Предмет вожделения и пускания слюней для всех офисных хомячков, возводящих стабильный высокий оклад и уверенность в завтрашнем дне в наивысшие жизненные ценности. Как я попал в этот бастион пафоса я толком и сам не понял. Компания, где я коротал свои дни до этого, тихо пошла ко дну, и я пару месяцев беспрестанно обивал пороги кадровых агентств, когда на очередном собеседовании мне неожиданно сказали, что отправили мое резюме в Газсервис и меня ждут там завтра к 10 утра. На мой вопрос о должности и окладе кадровичка сначала возвела очи в дешевый подвесной потолок и тяжело вздохнула, а затем посмотрела на меня как на идиота. «Идите, завтра вам все скажут», - тоном школьной учительницы, только что отчитавшей двоечника изрекла она и непререкаемо поставила штамп об убытии во временный пропуск.
Это ощущение собственного полного идиотизма только укрепилось на следующий день. Представьте себе стерву, прекрасно понимающую свою власть над толпой белых воротничков, жаждущих попасть в число небожителей офиса Газсервиса. При этом, по своему положению в компании, стерва сама находится на уровне младшего помощника ассистента менеджера по кадрам и, по сути, ничуть не выше секретарши.
Взглядом свысока «боже как вы меня все утомили» она снисходит до кандидатов и во время собеседования начинает отрываться по-полной.
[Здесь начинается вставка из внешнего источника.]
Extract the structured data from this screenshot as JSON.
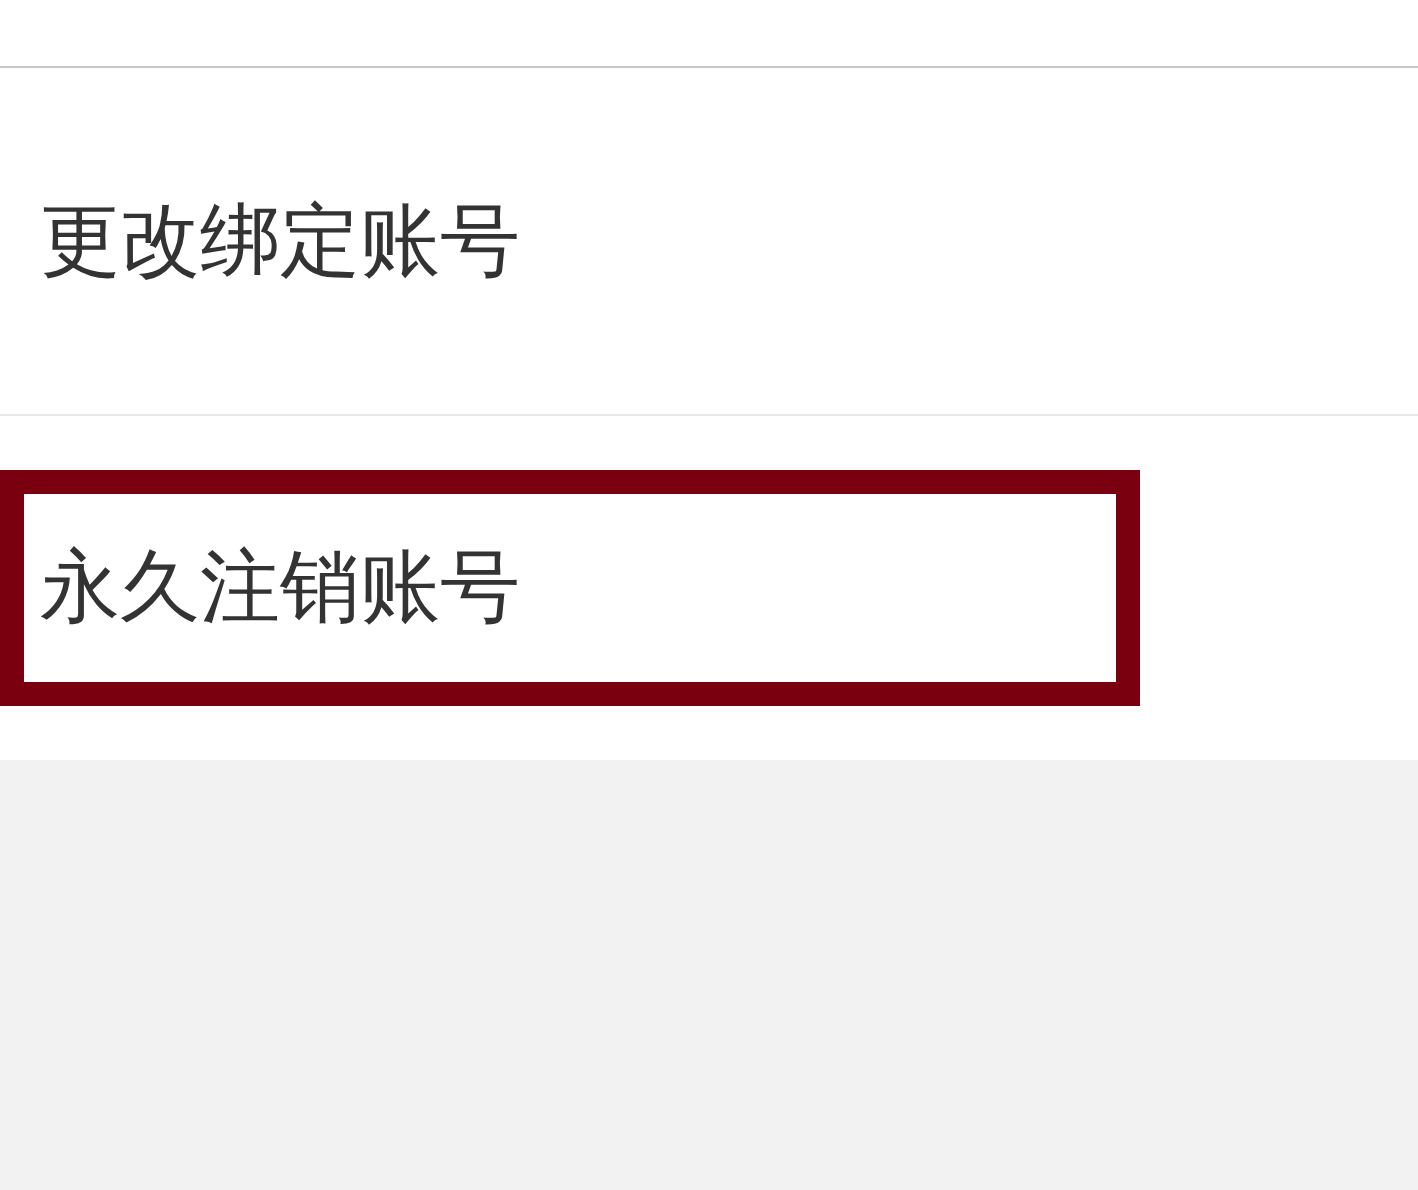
{
  "settings_items": [
    {
      "label": "更改绑定账号",
      "highlighted": false
    },
    {
      "label": "永久注销账号",
      "highlighted": true
    }
  ]
}
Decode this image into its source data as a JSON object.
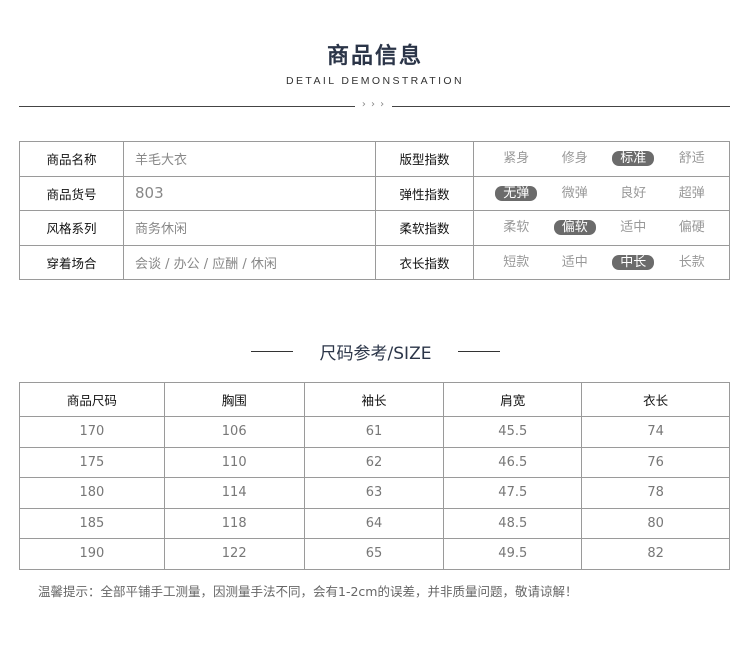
{
  "header": {
    "title": "商品信息",
    "subtitle": "DETAIL DEMONSTRATION",
    "divider_arrows": "› › ›"
  },
  "info": {
    "rows": [
      {
        "label": "商品名称",
        "value": "羊毛大衣",
        "scale_label": "版型指数",
        "options": [
          "紧身",
          "修身",
          "标准",
          "舒适"
        ],
        "selected": 2
      },
      {
        "label": "商品货号",
        "value": "803",
        "scale_label": "弹性指数",
        "options": [
          "无弹",
          "微弹",
          "良好",
          "超弹"
        ],
        "selected": 0
      },
      {
        "label": "风格系列",
        "value": "商务休闲",
        "scale_label": "柔软指数",
        "options": [
          "柔软",
          "偏软",
          "适中",
          "偏硬"
        ],
        "selected": 1
      },
      {
        "label": "穿着场合",
        "value": "会谈 / 办公 / 应酬 / 休闲",
        "scale_label": "衣长指数",
        "options": [
          "短款",
          "适中",
          "中长",
          "长款"
        ],
        "selected": 2
      }
    ]
  },
  "size": {
    "title": "尺码参考/SIZE",
    "headers": [
      "商品尺码",
      "胸围",
      "袖长",
      "肩宽",
      "衣长"
    ],
    "rows": [
      [
        "170",
        "106",
        "61",
        "45.5",
        "74"
      ],
      [
        "175",
        "110",
        "62",
        "46.5",
        "76"
      ],
      [
        "180",
        "114",
        "63",
        "47.5",
        "78"
      ],
      [
        "185",
        "118",
        "64",
        "48.5",
        "80"
      ],
      [
        "190",
        "122",
        "65",
        "49.5",
        "82"
      ]
    ]
  },
  "note": "温馨提示：全部平铺手工测量，因测量手法不同，会有1-2cm的误差，并非质量问题，敬请谅解！",
  "colors": {
    "selected_badge": "#6b6b6b",
    "title": "#2b3548"
  }
}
Не знаю, как там нанимают руководителей, но у меня создалось ощущение, что целью собеседования является не получение каких-либо знаний обо мне и моих способностях, а самоутверждение этой длинноногой особы и наслаждение кратковременной властью над тем, кто посмел вожделеть стать равным ей.
А теперь представьте, что таких стерв вам надо пройти как минимум три, прежде чем вам допустят до собеседования с тем, кто, собственно, принимает решение о вашем найме на работу – с вашим потенциальным начальником. Возможно, у этой череды унижений и была четкая цель – отсеять всех, кто не замотивирован на работу в Газсервисе в нужной степени, но у меня никакого четко оформленного понимания того, что работа в этой корпорации необходима мне как воздух, не было и в помине. Я почему-то как данность воспринимал методику проведения собеседований этого отдела кадров и просто терпел, послушно отвечая на вопросы и педантично заполняя все графы идиотских тестов и анкет.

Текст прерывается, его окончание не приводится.